InvColi^shCOX2 treatment exerts anti-inflammatory effects in colitic mice. (a–f) The inflammatory cytokine profile was evaluated in plasma samples from all experimental mice groups (I–V). Blood samples were collected at five different time points: SE (start of experiment, D0), SC (start of colitis, D7), MC (maximum of colitis, D11), WR (weight recovery, D13), and EE (end of experiment, D21). IL-1β, IL-6, IL-17A, IFN-γ, TNF-α, and IL-10 expression analysis was performed using a Luminex-based multiplexed bead immunoassay. Cytokine concentration values (pg/ml, data not shown) were calculated considering the dilution factor of plasma samples and variations in graphs are expressed as fold change, from the basal level of each cytokine at time D0. Data represent the mean + SD of independent measurements; per group: n = 12 (D0 and D7), n = 9 (D11), n = 6 (D13), n = 3 (D21). Statistical significance (P values) for differences between mice groups is included in the figure below each graph (group I versus II, group III versus IV, group IV versus V, and group III versus V). (g,h) Principal component analysis (PCA) was performed on the entire cytokine dataset considering the appropriate variables (cytokines; n = 6) and total cases (five experimental groups at five different time points; n = 25).

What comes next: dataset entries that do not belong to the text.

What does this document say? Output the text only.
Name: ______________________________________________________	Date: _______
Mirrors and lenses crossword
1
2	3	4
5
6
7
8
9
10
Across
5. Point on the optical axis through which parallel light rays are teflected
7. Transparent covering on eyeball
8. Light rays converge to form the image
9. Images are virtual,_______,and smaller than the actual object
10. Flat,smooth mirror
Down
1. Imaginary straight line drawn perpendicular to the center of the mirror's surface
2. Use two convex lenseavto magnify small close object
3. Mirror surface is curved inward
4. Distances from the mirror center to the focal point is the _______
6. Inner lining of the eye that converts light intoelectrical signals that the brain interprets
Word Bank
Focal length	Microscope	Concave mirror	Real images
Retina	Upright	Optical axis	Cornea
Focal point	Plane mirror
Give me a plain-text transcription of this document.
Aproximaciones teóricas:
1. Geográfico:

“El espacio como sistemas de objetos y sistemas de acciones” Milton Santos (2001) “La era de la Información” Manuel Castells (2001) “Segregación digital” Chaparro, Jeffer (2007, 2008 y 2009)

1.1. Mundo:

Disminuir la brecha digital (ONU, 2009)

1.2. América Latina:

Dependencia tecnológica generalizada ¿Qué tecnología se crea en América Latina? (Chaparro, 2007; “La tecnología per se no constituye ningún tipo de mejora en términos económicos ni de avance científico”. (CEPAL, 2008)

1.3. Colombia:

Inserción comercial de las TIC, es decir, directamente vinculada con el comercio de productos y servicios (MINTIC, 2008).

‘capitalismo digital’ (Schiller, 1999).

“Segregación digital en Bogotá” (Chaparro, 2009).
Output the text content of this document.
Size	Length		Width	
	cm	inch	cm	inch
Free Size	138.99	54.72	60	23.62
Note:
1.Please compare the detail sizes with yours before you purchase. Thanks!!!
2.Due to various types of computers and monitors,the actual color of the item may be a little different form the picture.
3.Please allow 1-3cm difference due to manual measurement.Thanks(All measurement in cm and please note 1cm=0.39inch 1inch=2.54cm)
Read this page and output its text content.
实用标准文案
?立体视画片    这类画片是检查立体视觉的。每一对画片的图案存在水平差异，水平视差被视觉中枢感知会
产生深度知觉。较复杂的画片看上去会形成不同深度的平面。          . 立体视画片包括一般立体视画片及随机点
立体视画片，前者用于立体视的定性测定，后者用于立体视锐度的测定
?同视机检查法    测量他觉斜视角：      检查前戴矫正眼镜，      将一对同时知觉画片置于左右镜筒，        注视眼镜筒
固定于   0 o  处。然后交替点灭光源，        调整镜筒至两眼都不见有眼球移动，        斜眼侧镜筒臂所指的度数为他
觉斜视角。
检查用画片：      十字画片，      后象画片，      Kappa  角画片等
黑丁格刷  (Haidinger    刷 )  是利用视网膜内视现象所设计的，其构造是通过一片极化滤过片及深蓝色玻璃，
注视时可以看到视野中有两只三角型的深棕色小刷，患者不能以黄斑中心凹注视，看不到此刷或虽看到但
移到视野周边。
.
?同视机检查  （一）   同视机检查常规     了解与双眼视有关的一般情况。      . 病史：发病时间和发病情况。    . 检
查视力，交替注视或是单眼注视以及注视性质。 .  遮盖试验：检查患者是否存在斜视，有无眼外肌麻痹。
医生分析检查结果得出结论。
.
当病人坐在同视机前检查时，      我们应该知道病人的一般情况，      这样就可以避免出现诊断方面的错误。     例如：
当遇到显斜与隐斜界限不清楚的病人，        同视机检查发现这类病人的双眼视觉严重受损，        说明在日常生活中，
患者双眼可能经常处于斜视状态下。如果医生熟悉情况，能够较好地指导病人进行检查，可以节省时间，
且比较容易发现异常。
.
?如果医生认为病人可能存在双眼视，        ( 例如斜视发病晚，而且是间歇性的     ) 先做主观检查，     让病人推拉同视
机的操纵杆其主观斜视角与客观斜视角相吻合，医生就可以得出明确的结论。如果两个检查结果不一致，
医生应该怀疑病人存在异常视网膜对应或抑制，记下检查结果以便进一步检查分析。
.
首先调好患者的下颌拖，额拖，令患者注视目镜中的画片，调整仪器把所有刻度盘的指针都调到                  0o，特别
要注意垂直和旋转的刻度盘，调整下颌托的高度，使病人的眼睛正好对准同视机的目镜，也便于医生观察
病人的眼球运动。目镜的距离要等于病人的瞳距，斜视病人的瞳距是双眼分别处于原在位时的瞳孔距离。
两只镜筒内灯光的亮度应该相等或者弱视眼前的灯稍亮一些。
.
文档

The relations among variables and cases were highlighted by plotting them in the space generated by the factor axes 1 and 2. Green: “NO DSS + vehicle” (group I); blue: “NO DSS + InvColi^shCOX2” (group II); red: “DSS 1.5% + vehicle” (group III); orange: “DSS 1.5% + InvColi^NC” (group IV); cyan: “DSS 1.5% + InvColi^shCOX2 (group V). Consecutive time points are connected by the line.

Figure 5

InvColi^shCOX2 impairs colitis-associated intestinal microbiota modifications. (a) The relative abundance profile of mice fecal microbiota components is reported for all five experimental mice groups (I–V) at the following time points: SE/D0 (start of experiment), SC/D7 (start of colitis), MC/D11 (maximum of colitis), WR/D13 (weight recovery), and EE/D21 (end of experiment, D21). The microbiota was characterized using the fully validated phylogenetic DNA microarray platform HTF-Microbi.Array. (b) The principal coordinate analysis (PCoA) of the Euclidean distances between the fecal microbiota of each mice groups at five different time points is shown. Green: “NO DSS + vehicle” (group I); blue: “NO DSS + InvColi^shCOX2” (group II); red: “DSS 1.5% + vehicle” (group III); orange: “DSS 1.5% + InvColi^NC” (group IV); cyan: “DSS 1.5% + InvColi^shCOX2 (group V). Consecutive time points are connected by the line. MDS1 and MDS2 = multidimensional scaling 1 and 2.